Loading Example Datasets
Verifiers includes built-in example datasets:
import verifiers as vf
# Load example dataset
dataset = vf.load_example_dataset("gsm8k-sample")
env = vf.SingleTurnEnv(dataset=dataset, rubric=rubric)
Creating Datasets Programmatically
From Lists
from datasets import Dataset
data = [
{"question": "What is 2+2?", "answer": "4"},
{"question": "What is 3*5?", "answer": "15"},
]
dataset = Dataset.from_list(data)
From HuggingFace Hub
from datasets import load_dataset
dataset = load_dataset("gsm8k", "main", split="train")
From Pandas DataFrame
import pandas as pd
from datasets import Dataset
df = pd.DataFrame({
"question": ["What is 2+2?", "What is 3*5?"],
"answer": ["4", "15"]
})
dataset = Dataset.from_pandas(df)
Using make_dataset()
Static helper for creating datasets from rollout inputs:
import verifiers as vf
inputs = [
{"prompt": [{"role": "user", "content": "Hello"}], "answer": "Hi"},
{"prompt": [{"role": "user", "content": "Goodbye"}], "answer": "Bye"},
]
dataset = vf.Environment.make_dataset(inputs)

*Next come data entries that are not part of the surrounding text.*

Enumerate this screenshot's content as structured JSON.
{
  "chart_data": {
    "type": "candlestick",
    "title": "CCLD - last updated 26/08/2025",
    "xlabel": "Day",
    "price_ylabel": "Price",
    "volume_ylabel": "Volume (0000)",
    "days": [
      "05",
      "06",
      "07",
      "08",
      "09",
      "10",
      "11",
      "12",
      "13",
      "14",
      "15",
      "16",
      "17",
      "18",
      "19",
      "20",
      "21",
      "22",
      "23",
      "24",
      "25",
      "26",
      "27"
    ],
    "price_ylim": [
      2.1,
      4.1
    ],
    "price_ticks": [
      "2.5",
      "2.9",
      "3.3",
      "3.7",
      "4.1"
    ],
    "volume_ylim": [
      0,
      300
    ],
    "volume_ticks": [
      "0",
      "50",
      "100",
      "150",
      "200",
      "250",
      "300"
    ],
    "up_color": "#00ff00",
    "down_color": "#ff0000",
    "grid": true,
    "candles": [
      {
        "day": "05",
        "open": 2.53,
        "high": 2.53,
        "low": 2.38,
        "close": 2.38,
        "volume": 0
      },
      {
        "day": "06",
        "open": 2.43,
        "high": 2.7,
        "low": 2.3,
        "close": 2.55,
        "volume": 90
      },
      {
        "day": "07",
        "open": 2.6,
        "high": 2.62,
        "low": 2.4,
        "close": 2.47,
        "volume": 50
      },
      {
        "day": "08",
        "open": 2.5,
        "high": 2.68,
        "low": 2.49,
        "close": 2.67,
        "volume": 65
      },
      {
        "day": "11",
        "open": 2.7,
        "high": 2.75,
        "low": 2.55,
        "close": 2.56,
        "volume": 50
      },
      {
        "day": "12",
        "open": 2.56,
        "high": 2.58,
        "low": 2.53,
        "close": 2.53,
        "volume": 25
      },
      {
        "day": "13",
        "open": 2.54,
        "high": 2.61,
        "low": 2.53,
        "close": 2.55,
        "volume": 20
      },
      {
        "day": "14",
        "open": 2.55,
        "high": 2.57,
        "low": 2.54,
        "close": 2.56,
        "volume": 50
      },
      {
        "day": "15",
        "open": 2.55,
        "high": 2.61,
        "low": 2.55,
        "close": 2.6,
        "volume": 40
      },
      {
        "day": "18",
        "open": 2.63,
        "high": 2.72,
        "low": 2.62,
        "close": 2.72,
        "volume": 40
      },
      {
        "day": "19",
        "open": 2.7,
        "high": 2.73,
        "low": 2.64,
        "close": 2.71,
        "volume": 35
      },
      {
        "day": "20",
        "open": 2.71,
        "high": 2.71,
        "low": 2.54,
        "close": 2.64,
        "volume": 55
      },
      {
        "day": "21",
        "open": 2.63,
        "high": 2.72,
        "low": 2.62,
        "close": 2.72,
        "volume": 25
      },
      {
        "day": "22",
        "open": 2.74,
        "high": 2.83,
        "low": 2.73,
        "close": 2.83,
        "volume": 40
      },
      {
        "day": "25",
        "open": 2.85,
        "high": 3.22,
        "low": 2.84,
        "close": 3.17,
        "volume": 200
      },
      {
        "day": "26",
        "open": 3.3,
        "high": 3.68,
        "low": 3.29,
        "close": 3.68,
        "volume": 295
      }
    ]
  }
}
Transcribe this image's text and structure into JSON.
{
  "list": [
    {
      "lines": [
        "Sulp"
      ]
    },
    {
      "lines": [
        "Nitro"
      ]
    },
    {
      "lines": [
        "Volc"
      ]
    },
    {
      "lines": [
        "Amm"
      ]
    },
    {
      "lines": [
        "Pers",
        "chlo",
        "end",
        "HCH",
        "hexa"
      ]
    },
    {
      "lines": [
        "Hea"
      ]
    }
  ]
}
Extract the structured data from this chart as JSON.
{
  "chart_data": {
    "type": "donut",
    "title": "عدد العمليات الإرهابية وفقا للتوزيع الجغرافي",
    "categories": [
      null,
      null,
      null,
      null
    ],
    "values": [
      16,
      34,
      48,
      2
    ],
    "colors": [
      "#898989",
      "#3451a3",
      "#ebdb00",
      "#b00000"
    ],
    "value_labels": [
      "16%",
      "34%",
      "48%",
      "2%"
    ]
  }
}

Use the datasets library’s .map() for preprocessing:
from datasets import load_dataset
dataset = load_dataset("gsm8k", "main", split="train")
# Extract answer from GSM8K format
def extract_answer(example):
answer_text = example["answer"].split("####")[1].strip()
return {"answer": answer_text}
dataset = dataset.map(extract_answer)
Configure mapping parallelism:
env = vf.SingleTurnEnv(
dataset=dataset,
map_kwargs={"num_proc": 4}, # use 4 processes for .map()
rubric=rubric
)
Info Column Patterns
dataset = Dataset.from_list([
{
"question": "What is 2+2?",
"answer": "4",
"info": {"difficulty": 1, "category": "arithmetic"}
},
])
Heterogeneous Schemas (JSON Strings)
dataset = Dataset.from_list([
{
"question": "Solve: 2x + 3 = 7",
"info": '{"type": "algebra", "variables": ["x"]}'
},
{
"question": "What is the capital of France?",
"info": '{"type": "geography", "country": "France"}'
},
])
Store per-example tool definitions:
dataset = Dataset.from_list([
{
"question": "Calculate the square root of 16",
"info": {
"tool_defs": [
{
"name": "sqrt",
"description": "Calculate square root",
"parameters": {"type": "object", "properties": {"x": {"type": "number"}}}
}
]
}
},
])
The environment automatically extracts and normalizes info["tool_defs"] during state initialization.
Dataset Persistence
Saving to Disk
dataset.save_to_disk("./my_dataset")
# Load later
from datasets import load_from_disk
dataset = load_from_disk("./my_dataset")
Pushing to HuggingFace Hub
dataset.push_to_hub("username/dataset-name")
# Load later
from datasets import load_dataset
dataset = load_dataset("username/dataset-name")
Rollouts Per Example
Generate multiple rollouts per dataset row for best-of-N sampling or diversity:
# Dataset has 100 examples
dataset = Dataset.from_list([...]) # 100 rows
# Generate 4 rollouts per example = 400 total rollouts
results = await env.evaluate(
client=client,
model="gpt-4",
num_examples=100,
rollouts_per_example=4
)
# Results grouped by example_id for pass@k metrics
Implementation:
# Environment internally repeats the dataset
if rollouts_per_example > 1:
inputs = dataset.repeat(rollouts_per_example)
Example: Complete Dataset Pipeline
from datasets import load_dataset
import verifiers as vf
def get_dataset_builder():
def build():
# Load from HuggingFace
ds = load_dataset("gsm8k", "main", split="train")
# Extract answer
def extract_answer(example):
answer = example["answer"].split("####")[1].strip()
return {"answer": answer}
ds = ds.map(extract_answer)
# Format question as prompt
def format_question(example):
return {
"question": example["question"],
"answer": example["answer"],
"info": {"original_answer": example["answer"]}
}
ds = ds.map(format_question)
return ds
return build
def load_environment():
dataset_builder = get_dataset_builder()
async def correct_answer(completion, answer, parser) -> float:
parsed = parser.parse_answer(completion)
return 1.0 if parsed == answer else 0.0
parser = vf.XMLParser(fields=["reasoning", "answer"])
rubric = vf.Rubric(funcs=[correct_answer], parser=parser)
return vf.SingleTurnEnv(
dataset=dataset_builder,
system_prompt="Solve the math problem step by step.",
parser=parser,
rubric=rubric,
env_id="gsm8k"
)
When using DatasetBuilder, ensure the builder function is deterministic if you need reproducible dataset ordering across runs. Use fixed seeds for shuffling operations.